Run: cd "D:/wk/novel skill/webnovel-writer/webnovel-writer/scripts" && python -m pytest data_modules/tests/test_csv_config.py -v Expected: ALL PASS

  • [ ] Step 5: 提交

    cd "D:/wk/novel skill/webnovel-writer"
    git add webnovel-writer/scripts/reference_search.py webnovel-writer/scripts/data_modules/tests/test_csv_config.py
    git commit -m "feat: add prefix and required_cols to CSV_CONFIG"
    

Task 4: 创建 validate_csv.py 校验脚本

Files:

  • Create: webnovel-writer/scripts/validate_csv.py
  • Create: webnovel-writer/scripts/tests/test_validate_csv.py

  • [ ] Step 1: 写失败测试 — validate_csv 模块可导入并执行

创建 webnovel-writer/scripts/tests/test_validate_csv.py

#!/usr/bin/env python3
# -*- coding: utf-8 -*-
"""Tests for validate_csv.py."""
import subprocess
import sys
from pathlib import Path

import pytest

SCRIPT = str(Path(__file__).resolve().parents[1] / "validate_csv.py")
CSV_DIR = str(Path(__file__).resolve().parents[2] / "references" / "csv")

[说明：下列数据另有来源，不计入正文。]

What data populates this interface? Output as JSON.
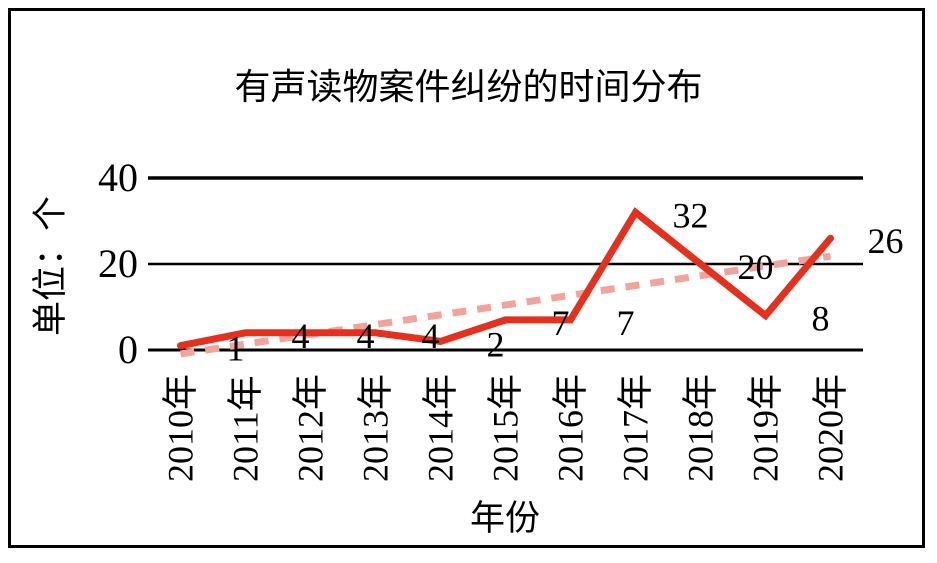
{
  "window": {
    "background": "#ffffff",
    "border_color": "#000000"
  },
  "chart_data": {
    "type": "line",
    "title": "有声读物案件纠纷的时间分布",
    "xlabel": "年份",
    "ylabel": "单位：个",
    "categories": [
      "2010年",
      "2011年",
      "2012年",
      "2013年",
      "2014年",
      "2015年",
      "2016年",
      "2017年",
      "2018年",
      "2019年",
      "2020年"
    ],
    "series": [
      {
        "name": "cases-per-year",
        "values": [
          1,
          4,
          4,
          4,
          2,
          7,
          7,
          32,
          20,
          8,
          26
        ],
        "color": "#e5301d",
        "style": "solid"
      },
      {
        "name": "linear-trendline",
        "derived": "linear-regression-of-values",
        "color": "#f2a49c",
        "style": "dashed"
      }
    ],
    "data_labels": [
      "1",
      "4",
      "4",
      "4",
      "2",
      "7",
      "7",
      "32",
      "20",
      "8",
      "26"
    ],
    "yticks": [
      0,
      20,
      40
    ],
    "ylim": [
      0,
      40
    ],
    "grid": true,
    "legend": false,
    "text_color": "#000000",
    "gridline_color": "#000000"
  }
}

def run_validate(*args: str) -> subprocess.CompletedProcess:
    return subprocess.run(
        [sys.executable, SCRIPT, "--csv-dir", CSV_DIR, *args],
        capture_output=True,
        text=True,
    )


class TestValidateCsvRuns:
    def test_script_runs_without_crash(self):
        result = run_validate()
        # May exit 0 (all pass) or 1 (errors found), but must not crash
        assert result.returncode in (0, 1)
        assert "Traceback" not in result.stderr

    def test_json_output_mode(self):
        import json
        result = run_validate("--format", "json")
        assert result.returncode in (0, 1)
        data = json.loads(result.stdout)
        assert "errors" in data
        assert "warnings" in data
  • Step 2: 运行测试确认失败

Run: cd "D:/wk/novel skill/webnovel-writer/webnovel-writer/scripts" && python -m pytest tests/test_validate_csv.py -v Expected: FAIL — script not found

  • Step 3: 实现 validate_csv.py

创建 webnovel-writer/scripts/validate_csv.py

#!/usr/bin/env python3
# -*- coding: utf-8 -*-
"""
CSV 数据校验工具。

基于 CSV_CONFIG 和 GENRE_CANONICAL 校验 references/csv/ 下所有表的数据质量。

用法:
    python validate_csv.py
    python validate_csv.py --csv-dir path/to/csv
    python validate_csv.py --format json
"""
from __future__ import annotations

import argparse
import csv
import json
import re
import sys
from pathlib import Path
from typing import Any, Dict, List, Optional

# Import config from sibling module
sys.path.insert(0, str(Path(__file__).resolve().parent))
from reference_search import (
    CSV_CONFIG,
    GENRE_CANONICAL,
    PLATFORM_TO_CANONICAL,
    _LEGACY_GENRE_MAP,
)

_MULTI_SPLIT = re.compile(r"[|,,]+")
_CHINESE_COMMA = re.compile(r",")


def _split(cell: str) -> List[str]:
    if not cell:
        return []
    return [p.strip() for p in _MULTI_SPLIT.split(cell) if p.strip()]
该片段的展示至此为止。